ANSWERS: 13
  • When I become an adult, I would prefer that my parents call me by my first name.
  • If the adults are close friends of the family, kids should call them by their first names. But if they aren't good friends, the kids should use Mr./Miss/Mrs. and the last name.
  • I think that depends upon the adult being addressed. I prefer my first name, although many of my friends' children call me "Ms. [AR's First Name]". If the child is addressing a parent, "mom" or "dad" is always good. If the child is addressing a teacher, "Mr./Ms. [Teacher's Last Name]" is good. Some people prefer to be addressed by their title Mr./Ms. [Lastname]. Personally, you would offend me by calling me Mrs. no matter what lastname or first name you used, and regardless of my marital status. I'll also be one adult to admit that some adults are so disrespectful to children, that they don't deserve to be addressed in any respectful manner. Thus, it depends upon whom the child is addressing at the time.
  • I think it depends on the adult, what the adult prefers and where you live. If the child doesn't know, it should be Ms./Mrs./Mr. Whatever. The adult can then say "You may call me Jane." In the South, it is common to for children to call friend's parents and their parent's friends as Mr. or Ms. First name.

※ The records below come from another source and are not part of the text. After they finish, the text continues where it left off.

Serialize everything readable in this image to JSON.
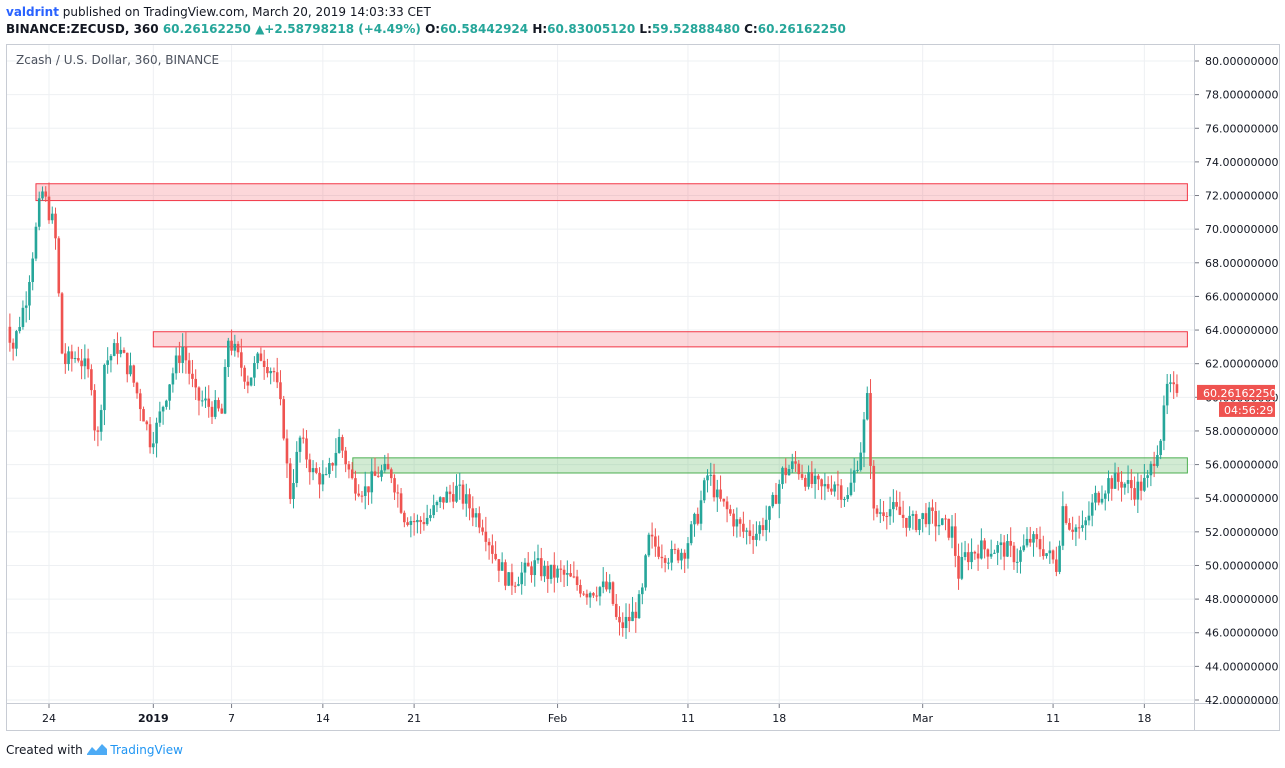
{
  "header": {
    "author": "valdrint",
    "published_text": " published on TradingView.com, March 20, 2019 14:03:33 CET",
    "symbol_line": "BINANCE:ZECUSD, 360",
    "last": "60.26162250",
    "change": "▲+2.58798218 (+4.49%)",
    "o_label": "O:",
    "o_value": "60.58442924",
    "h_label": "H:",
    "h_value": "60.83005120",
    "l_label": "L:",
    "l_value": "59.52888480",
    "c_label": "C:",
    "c_value": "60.26162250"
  },
  "legend": "Zcash / U.S. Dollar, 360, BINANCE",
  "price_badge": "60.26162250",
  "countdown_badge": "04:56:29",
  "footer": {
    "created_with": "Created with",
    "brand": "TradingView"
  },
  "colors": {
    "up": "#26a69a",
    "down": "#ef5350",
    "resistance": "#f23645",
    "support": "#4caf50",
    "grid": "#eef0f3"
  },
  "chart_data": {
    "type": "candlestick",
    "ylim": [
      42,
      80
    ],
    "y_ticks": [
      "80.00000000",
      "78.00000000",
      "76.00000000",
      "74.00000000",
      "72.00000000",
      "70.00000000",
      "68.00000000",
      "66.00000000",
      "64.00000000",
      "62.00000000",
      "60.00000000",
      "58.00000000",
      "56.00000000",
      "54.00000000",
      "52.00000000",
      "50.00000000",
      "48.00000000",
      "46.00000000",
      "44.00000000",
      "42.00000000"
    ],
    "x_ticks": [
      {
        "label": "24",
        "day": 0
      },
      {
        "label": "2019",
        "day": 8,
        "bold": true
      },
      {
        "label": "7",
        "day": 14
      },
      {
        "label": "14",
        "day": 21
      },
      {
        "label": "21",
        "day": 28
      },
      {
        "label": "Feb",
        "day": 39
      },
      {
        "label": "11",
        "day": 49
      },
      {
        "label": "18",
        "day": 56
      },
      {
        "label": "Mar",
        "day": 67
      },
      {
        "label": "11",
        "day": 77
      },
      {
        "label": "18",
        "day": 84
      }
    ],
    "days_range": [
      -3.5,
      87.3
    ],
    "zones": [
      {
        "kind": "resistance",
        "from_day": -1.0,
        "to_day": 87.3,
        "low": 71.7,
        "high": 72.7
      },
      {
        "kind": "resistance",
        "from_day": 8.0,
        "to_day": 87.3,
        "low": 63.0,
        "high": 63.9
      },
      {
        "kind": "support",
        "from_day": 23.3,
        "to_day": 87.3,
        "low": 55.5,
        "high": 56.4
      }
    ],
    "anchors": [
      {
        "day": -3.5,
        "price": 66.0
      },
      {
        "day": -2.5,
        "price": 63.0
      },
      {
        "day": -1.5,
        "price": 66.0
      },
      {
        "day": -0.3,
        "price": 72.3
      },
      {
        "day": 0.7,
        "price": 70.0
      },
      {
        "day": 1.3,
        "price": 62.0
      },
      {
        "day": 2.5,
        "price": 62.5
      },
      {
        "day": 3.5,
        "price": 61.0
      },
      {
        "day": 3.9,
        "price": 56.8
      },
      {
        "day": 4.5,
        "price": 62.0
      },
      {
        "day": 5.5,
        "price": 63.0
      },
      {
        "day": 6.5,
        "price": 61.5
      },
      {
        "day": 7.5,
        "price": 59.0
      },
      {
        "day": 8.0,
        "price": 57.5
      },
      {
        "day": 8.5,
        "price": 58.2
      },
      {
        "day": 9.5,
        "price": 61.0
      },
      {
        "day": 10.5,
        "price": 63.0
      },
      {
        "day": 11.5,
        "price": 60.0
      },
      {
        "day": 12.5,
        "price": 59.5
      },
      {
        "day": 13.5,
        "price": 59.0
      },
      {
        "day": 14.0,
        "price": 63.5
      },
      {
        "day": 14.8,
        "price": 62.2
      },
      {
        "day": 15.5,
        "price": 61.0
      },
      {
        "day": 16.5,
        "price": 62.5
      },
      {
        "day": 17.5,
        "price": 61.5
      },
      {
        "day": 18.2,
        "price": 58.5
      },
      {
        "day": 18.7,
        "price": 54.0
      },
      {
        "day": 19.5,
        "price": 57.5
      },
      {
        "day": 20.5,
        "price": 55.5
      },
      {
        "day": 21.5,
        "price": 55.0
      },
      {
        "day": 22.5,
        "price": 57.5
      },
      {
        "day": 23.5,
        "price": 55.0
      },
      {
        "day": 24.5,
        "price": 54.5
      },
      {
        "day": 25.5,
        "price": 55.5
      },
      {
        "day": 26.5,
        "price": 55.5
      },
      {
        "day": 27.5,
        "price": 53.0
      },
      {
        "day": 28.5,
        "price": 52.5
      },
      {
        "day": 29.5,
        "price": 53.0
      },
      {
        "day": 30.5,
        "price": 54.0
      },
      {
        "day": 31.5,
        "price": 54.5
      },
      {
        "day": 32.5,
        "price": 53.5
      },
      {
        "day": 33.5,
        "price": 52.5
      },
      {
        "day": 34.5,
        "price": 50.5
      },
      {
        "day": 35.5,
        "price": 49.0
      },
      {
        "day": 36.5,
        "price": 49.5
      },
      {
        "day": 37.5,
        "price": 50.0
      },
      {
        "day": 38.5,
        "price": 49.5
      },
      {
        "day": 39.5,
        "price": 49.5
      },
      {
        "day": 40.5,
        "price": 49.0
      },
      {
        "day": 41.5,
        "price": 48.5
      },
      {
        "day": 42.5,
        "price": 48.7
      },
      {
        "day": 43.3,
        "price": 48.5
      },
      {
        "day": 43.9,
        "price": 46.2
      },
      {
        "day": 45.0,
        "price": 47.0
      },
      {
        "day": 45.7,
        "price": 48.0
      },
      {
        "day": 46.2,
        "price": 51.5
      },
      {
        "day": 47.0,
        "price": 51.0
      },
      {
        "day": 48.0,
        "price": 50.5
      },
      {
        "day": 49.0,
        "price": 51.0
      },
      {
        "day": 50.0,
        "price": 53.0
      },
      {
        "day": 50.8,
        "price": 55.5
      },
      {
        "day": 51.5,
        "price": 54.0
      },
      {
        "day": 52.5,
        "price": 53.0
      },
      {
        "day": 53.5,
        "price": 52.0
      },
      {
        "day": 54.5,
        "price": 52.0
      },
      {
        "day": 55.5,
        "price": 53.0
      },
      {
        "day": 56.5,
        "price": 55.5
      },
      {
        "day": 57.5,
        "price": 56.0
      },
      {
        "day": 58.5,
        "price": 55.0
      },
      {
        "day": 59.5,
        "price": 54.5
      },
      {
        "day": 60.5,
        "price": 55.0
      },
      {
        "day": 61.5,
        "price": 54.0
      },
      {
        "day": 62.5,
        "price": 57.0
      },
      {
        "day": 63.0,
        "price": 59.8
      },
      {
        "day": 63.5,
        "price": 53.0
      },
      {
        "day": 64.5,
        "price": 53.5
      },
      {
        "day": 65.5,
        "price": 53.0
      },
      {
        "day": 66.5,
        "price": 52.5
      },
      {
        "day": 67.5,
        "price": 53.0
      },
      {
        "day": 68.5,
        "price": 52.5
      },
      {
        "day": 69.5,
        "price": 52.0
      },
      {
        "day": 70.0,
        "price": 49.5
      },
      {
        "day": 70.5,
        "price": 50.5
      },
      {
        "day": 71.5,
        "price": 51.0
      },
      {
        "day": 72.5,
        "price": 51.0
      },
      {
        "day": 73.5,
        "price": 51.0
      },
      {
        "day": 74.5,
        "price": 50.5
      },
      {
        "day": 75.5,
        "price": 51.5
      },
      {
        "day": 76.5,
        "price": 51.0
      },
      {
        "day": 77.5,
        "price": 50.0
      },
      {
        "day": 78.0,
        "price": 53.5
      },
      {
        "day": 78.5,
        "price": 52.5
      },
      {
        "day": 79.5,
        "price": 52.0
      },
      {
        "day": 80.5,
        "price": 54.0
      },
      {
        "day": 81.5,
        "price": 55.0
      },
      {
        "day": 82.5,
        "price": 55.0
      },
      {
        "day": 83.5,
        "price": 54.5
      },
      {
        "day": 84.5,
        "price": 55.0
      },
      {
        "day": 85.0,
        "price": 56.5
      },
      {
        "day": 85.6,
        "price": 58.0
      },
      {
        "day": 86.0,
        "price": 60.5
      },
      {
        "day": 86.5,
        "price": 60.26
      }
    ],
    "last_price": 60.2616225
  }
}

  • Children should address adults as adults address adults. I remember when I was at school, they insisted that we were to call every male teacher "Sir" and I refused to do so on the account of none of the teachers at my school had a knighthood.
  • I prefer children to address me as Mr & last name. I also prefer to be addressed in this way by adults younger than myself and women my own age.

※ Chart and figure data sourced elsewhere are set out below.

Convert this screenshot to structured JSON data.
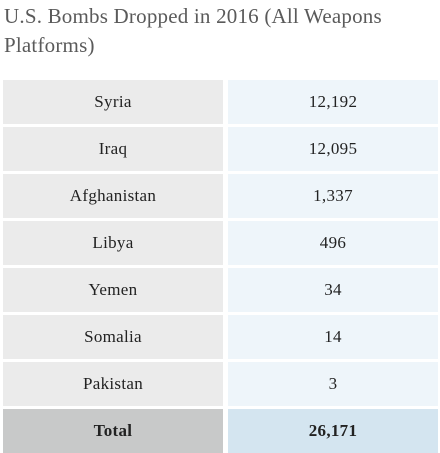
{
  "header": {
    "title": "U.S. Bombs Dropped in 2016 (All Weapons Platforms)"
  },
  "table": {
    "rows": [
      [
        "Syria",
        "12,192"
      ],
      [
        "Iraq",
        "12,095"
      ],
      [
        "Afghanistan",
        "1,337"
      ],
      [
        "Libya",
        "496"
      ],
      [
        "Yemen",
        "34"
      ],
      [
        "Somalia",
        "14"
      ],
      [
        "Pakistan",
        "3"
      ]
    ],
    "total": [
      "Total",
      "26,171"
    ]
  }
}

  • I teach my son to address elders as Mr. or Ms. then their last name. That is how I was raised. Then, after that, if the adult says " You can call me ..." then that is fine. I want him to learn the respectful way first, then let them determine what they want to be called. If they don't correct him, the Mr or Ms stays. Respect goes a long way on a first impression. I don't believe it will hurt him to learn that early, and have it be a part of his everyday life. At his preschool, they are very adament about how leaders are to be addressed. His teacher, on the first day, said, "My name is Ms. Denise, you may call me Ms. Denise." Denise is her first name, but that is how she wants to be addressed, so that is fine.

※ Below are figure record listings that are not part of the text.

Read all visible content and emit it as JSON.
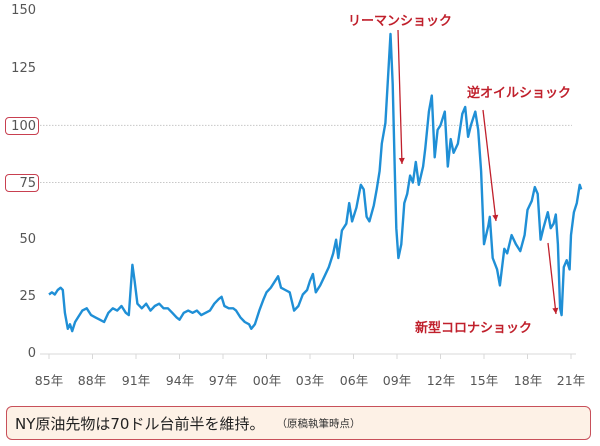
{
  "chart_data": {
    "type": "line",
    "title": "",
    "xlabel": "",
    "ylabel": "",
    "ylim": [
      0,
      150
    ],
    "yticks": [
      0,
      25,
      50,
      75,
      100,
      125,
      150
    ],
    "highlighted_yticks": [
      75,
      100
    ],
    "gridlines": [
      75,
      100
    ],
    "x_tick_labels": [
      "85年",
      "88年",
      "91年",
      "94年",
      "97年",
      "00年",
      "03年",
      "06年",
      "09年",
      "12年",
      "15年",
      "18年",
      "21年"
    ],
    "x_tick_years": [
      1985,
      1988,
      1991,
      1994,
      1997,
      2000,
      2003,
      2006,
      2009,
      2012,
      2015,
      2018,
      2021
    ],
    "series": [
      {
        "name": "NY原油先物",
        "color": "#1f8fd6",
        "points": [
          [
            1985.0,
            26
          ],
          [
            1985.2,
            27
          ],
          [
            1985.4,
            26
          ],
          [
            1985.6,
            28
          ],
          [
            1985.8,
            29
          ],
          [
            1985.95,
            28
          ],
          [
            1986.1,
            18
          ],
          [
            1986.3,
            11
          ],
          [
            1986.45,
            13
          ],
          [
            1986.6,
            10
          ],
          [
            1986.8,
            14
          ],
          [
            1987.0,
            16
          ],
          [
            1987.3,
            19
          ],
          [
            1987.6,
            20
          ],
          [
            1987.9,
            17
          ],
          [
            1988.2,
            16
          ],
          [
            1988.5,
            15
          ],
          [
            1988.8,
            14
          ],
          [
            1989.1,
            18
          ],
          [
            1989.4,
            20
          ],
          [
            1989.7,
            19
          ],
          [
            1990.0,
            21
          ],
          [
            1990.3,
            18
          ],
          [
            1990.5,
            17
          ],
          [
            1990.75,
            39
          ],
          [
            1990.9,
            32
          ],
          [
            1991.1,
            22
          ],
          [
            1991.4,
            20
          ],
          [
            1991.7,
            22
          ],
          [
            1992.0,
            19
          ],
          [
            1992.3,
            21
          ],
          [
            1992.6,
            22
          ],
          [
            1992.9,
            20
          ],
          [
            1993.2,
            20
          ],
          [
            1993.5,
            18
          ],
          [
            1993.8,
            16
          ],
          [
            1994.0,
            15
          ],
          [
            1994.3,
            18
          ],
          [
            1994.6,
            19
          ],
          [
            1994.9,
            18
          ],
          [
            1995.2,
            19
          ],
          [
            1995.5,
            17
          ],
          [
            1995.8,
            18
          ],
          [
            1996.1,
            19
          ],
          [
            1996.4,
            22
          ],
          [
            1996.7,
            24
          ],
          [
            1996.9,
            25
          ],
          [
            1997.1,
            21
          ],
          [
            1997.4,
            20
          ],
          [
            1997.7,
            20
          ],
          [
            1997.9,
            19
          ],
          [
            1998.2,
            16
          ],
          [
            1998.5,
            14
          ],
          [
            1998.8,
            13
          ],
          [
            1998.95,
            11
          ],
          [
            1999.2,
            13
          ],
          [
            1999.5,
            19
          ],
          [
            1999.8,
            24
          ],
          [
            2000.0,
            27
          ],
          [
            2000.3,
            29
          ],
          [
            2000.6,
            32
          ],
          [
            2000.8,
            34
          ],
          [
            2001.0,
            29
          ],
          [
            2001.3,
            28
          ],
          [
            2001.6,
            27
          ],
          [
            2001.9,
            19
          ],
          [
            2002.2,
            21
          ],
          [
            2002.5,
            26
          ],
          [
            2002.8,
            28
          ],
          [
            2003.0,
            32
          ],
          [
            2003.2,
            35
          ],
          [
            2003.4,
            27
          ],
          [
            2003.7,
            30
          ],
          [
            2004.0,
            34
          ],
          [
            2004.3,
            38
          ],
          [
            2004.6,
            44
          ],
          [
            2004.8,
            50
          ],
          [
            2004.95,
            42
          ],
          [
            2005.2,
            54
          ],
          [
            2005.5,
            57
          ],
          [
            2005.7,
            66
          ],
          [
            2005.9,
            58
          ],
          [
            2006.2,
            64
          ],
          [
            2006.5,
            74
          ],
          [
            2006.7,
            72
          ],
          [
            2006.9,
            60
          ],
          [
            2007.1,
            58
          ],
          [
            2007.4,
            65
          ],
          [
            2007.6,
            72
          ],
          [
            2007.8,
            80
          ],
          [
            2007.95,
            92
          ],
          [
            2008.2,
            101
          ],
          [
            2008.4,
            123
          ],
          [
            2008.55,
            140
          ],
          [
            2008.7,
            118
          ],
          [
            2008.85,
            80
          ],
          [
            2008.95,
            55
          ],
          [
            2009.1,
            42
          ],
          [
            2009.3,
            48
          ],
          [
            2009.5,
            66
          ],
          [
            2009.7,
            70
          ],
          [
            2009.9,
            78
          ],
          [
            2010.1,
            75
          ],
          [
            2010.3,
            84
          ],
          [
            2010.5,
            74
          ],
          [
            2010.8,
            82
          ],
          [
            2010.95,
            90
          ],
          [
            2011.2,
            106
          ],
          [
            2011.4,
            113
          ],
          [
            2011.6,
            86
          ],
          [
            2011.8,
            98
          ],
          [
            2012.0,
            100
          ],
          [
            2012.3,
            106
          ],
          [
            2012.5,
            82
          ],
          [
            2012.7,
            94
          ],
          [
            2012.9,
            88
          ],
          [
            2013.2,
            92
          ],
          [
            2013.5,
            105
          ],
          [
            2013.7,
            108
          ],
          [
            2013.9,
            95
          ],
          [
            2014.1,
            100
          ],
          [
            2014.4,
            106
          ],
          [
            2014.6,
            98
          ],
          [
            2014.8,
            80
          ],
          [
            2015.0,
            48
          ],
          [
            2015.3,
            56
          ],
          [
            2015.4,
            60
          ],
          [
            2015.6,
            42
          ],
          [
            2015.9,
            37
          ],
          [
            2016.1,
            30
          ],
          [
            2016.4,
            46
          ],
          [
            2016.6,
            44
          ],
          [
            2016.9,
            52
          ],
          [
            2017.2,
            48
          ],
          [
            2017.5,
            45
          ],
          [
            2017.8,
            52
          ],
          [
            2018.0,
            63
          ],
          [
            2018.3,
            67
          ],
          [
            2018.5,
            73
          ],
          [
            2018.7,
            70
          ],
          [
            2018.9,
            50
          ],
          [
            2019.1,
            55
          ],
          [
            2019.4,
            62
          ],
          [
            2019.6,
            55
          ],
          [
            2019.8,
            57
          ],
          [
            2019.95,
            61
          ],
          [
            2020.1,
            48
          ],
          [
            2020.25,
            20
          ],
          [
            2020.35,
            17
          ],
          [
            2020.5,
            38
          ],
          [
            2020.7,
            41
          ],
          [
            2020.9,
            37
          ],
          [
            2021.0,
            52
          ],
          [
            2021.2,
            62
          ],
          [
            2021.4,
            66
          ],
          [
            2021.6,
            74
          ],
          [
            2021.7,
            72
          ]
        ]
      }
    ],
    "annotations": [
      {
        "text": "リーマンショック",
        "arrow_from_year": 2008.7,
        "arrow_to_year": 2009.2,
        "arrow_to_value": 83
      },
      {
        "text": "逆オイルショック",
        "arrow_from_year": 2014.8,
        "arrow_to_year": 2015.6,
        "arrow_to_value": 57
      },
      {
        "text": "新型コロナショック",
        "arrow_from_year": 2020.0,
        "arrow_to_year": 2020.2,
        "arrow_to_value": 19
      }
    ]
  },
  "axis": {
    "y_labels": [
      "150",
      "125",
      "100",
      "75",
      "50",
      "25",
      "0"
    ],
    "x_labels": [
      "85年",
      "88年",
      "91年",
      "94年",
      "97年",
      "00年",
      "03年",
      "06年",
      "09年",
      "12年",
      "15年",
      "18年",
      "21年"
    ]
  },
  "annotations": {
    "lehman": "リーマンショック",
    "reverse_oil": "逆オイルショック",
    "covid": "新型コロナショック"
  },
  "caption": {
    "main": "NY原油先物は70ドル台前半を維持。",
    "note": "（原稿執筆時点）"
  },
  "colors": {
    "line": "#1f8fd6",
    "annotation": "#c0202c",
    "caption_bg": "#fdf1e6",
    "caption_border": "#c8505a",
    "highlight_box": "#c84050"
  }
}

  • For close friends we use Uncle / Aunty quite a lot. But finding a happy medium is difficult. I think Mr and Mrs is just too antiquated these days. It makes the kid seem repressed rather than respectful. Many of my kids' friends call me Tom, but some call me Uncle Tom and one Mr. Tom! I don't mind because if they called me Mr. P-C I'd find it strange and hard to have a relationship with them. Too stand offish.
  • It depends on the children's relationship with the adult. If they are close...first name is fine...if it's a not so close relationship...then the other option works. +3
  • It would depend on the adult.
  • title last name until otherwise indicated.... adults should do the same. introduction by first name is indicating otherwise. I find it rude when in a job which makes you wear a first name name tag people go out of their way to use your name... but I am apparently a minority in that, apparently some people think strangers referencing you as though you are casual with eachother makes them feel special.
  • Mr. Ms. Last Name unless we are really close and the child hears the first name a lot; and it's okay with the adult. +2
  • I feel the assumed / initial address should be Mr/Mrs/Miss/Ms + last name. The adult being addressed will appreciate the respect shown by doing so and will let the child know at that point what they are most comfortable with.